Bu adama bazen kızıyoruz ediyoruz ama en hakkaniyetli ve insani yıldızlardan biri. Şu lafından çok etkilendim: "bizlerin nefretini kazanamayacaksınız, biz, korkuya karşı sevgiyi tercih ediyoruz; biz, canavarı yenmek için bir başka canavara dönüşmeyi reddediyoruz, sevgiyi seçiyoruz." (tam o anda Bono'nun boğazı düğümleniyor ve Where The Streets Have No Name'in ilk notaları başlıyor-enfes) Çok çok önemli. İnsanlığın başına ne geldiyse şu son bin yılda, hep "kötülüğe" karşı savaş açan iyilerin, zaman içinde kötülüğe evrilmelerinden geldi. Ayrıca o gece, yakın zamanda Paris saldırısında ölenleri ve Suriye savaşında ölen sivilleri anarken şu tespiti yapması da çok önemliydi: "biliyorum belki çok zor; ama bir yandan o teröristlerin ailelerini de düşünmemiz gerek, onlar ki sevdiklerini bir ideolojiye, güzel bir din olan İslam'ın, sapkın bir yorumuna kaybedenler; bildiğim kadarıyla o din, Tanrı'ya teslim olmaktır, bu geceden isteğim de Tanrı'ya teslim olmak." (hemen arkasından One çalmaya başlar ve Bono huşu içinde, seyircilerin bir ağızdan şarkıyı söylemesini seyre dalar) Terörü veya vahşeti bir dine, ırka veya gruba indirgemek kadar kolaycı ve kötücül bir yaklaşım yok. Bono bu açıdan haklı. Terörün kaynağı dinler değil, sapkın fikirli insanlar. Tablo açık. Kötü insanlar ve iyi insanlar var. O saldırılarda Cezayirlisi de öldü, Fransızı da. Mısırlısı da, Portekizlisi de, İtalyanı da.

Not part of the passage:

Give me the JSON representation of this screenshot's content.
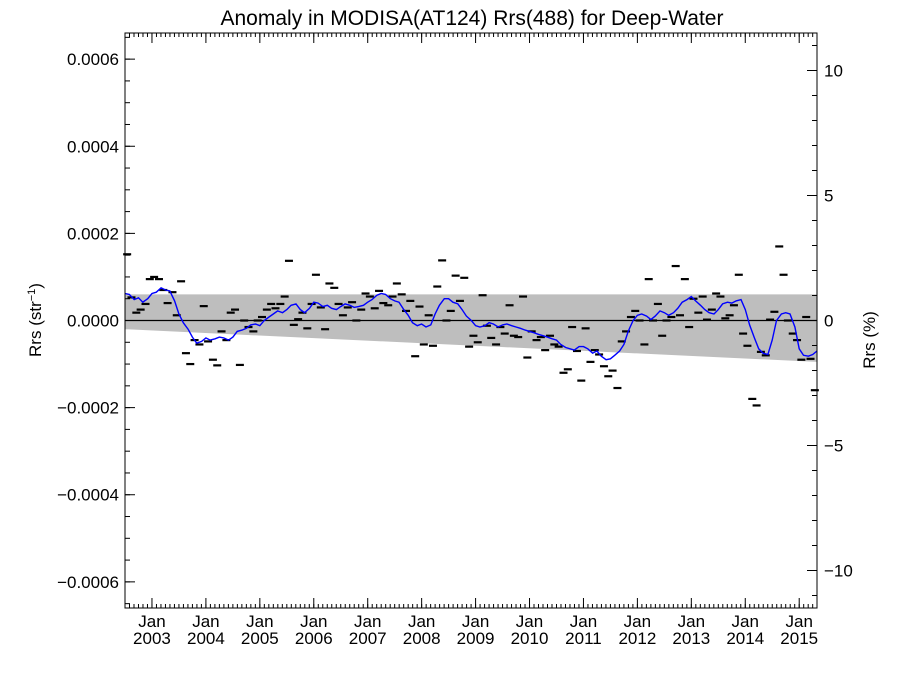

Şunu da farkettim ki Bono, neredeyse her konserinde şu cümleyi kuruyor: "bizlere böylesi bir hayatı yaşattığınız için minnetarız." Çok hoşuma gitti bu zira bindikleri o jetleri, yatları, katları gerçekten de hayranlarına borçlular ama kaç tane rock yıldızı tanıyorsunuz bunun için teşekkür eden? Politikacılar konusunda yaş tahtaya bassan da tez canlılığına veriyoruz. Seni seviyoruz.
Where The Streets Have No Name şarkısına da bir parantez açmak istiyorum. Zira daha önce bu şarkıyı bu kadar sevdiğimi bilmiyordum. Bu maratonda farkettim. Ne zaman çalsa uzaklara gittim. Hiç sekmedi ama. Her defasında kayboldum. Nereye gittim? Lise yıllarıma. Sorumsuz yıllara. Okuldan dönüp odama kapanıp U2 dinlediğim günlere. Sevdiklerimin hepsinin çevremde ve hayatta olduğu yıllara. Kendimi bir şey sandığım ve hayaller kurduğum zamanlara. Ne biçim şarkıysa, intro'sunu duyduğum an zamanda yolculuğa çıkıyorum. Bono gibi koşmak istiyorum...
Godspeed You! Black Emperor, benim en sevdiğim post-rock grubu. Havalı görünmek için kenarda köşede kalmış bir grubu da söyleyebilirdim ama bu blogta gizlim saklım yok. Neyse o. GYBE dinlerken beni farklı evrenlere götürüyor ve atmosferik şarkılarıyla birtakım duygularımı harekete geçiriyor. Zamanında kendilerini sahnede de izlemiştik (tık). Bugüne kadar yaptıkları bütün albümler benden tam not aldı. Bir iki puan bile kırabileceğim eksiklerini bulamadım. Dolayısıyla 2021 model G_d's Pee AT STATE'S END!'i de heyecanla bekledim. Peki ya değdi mi?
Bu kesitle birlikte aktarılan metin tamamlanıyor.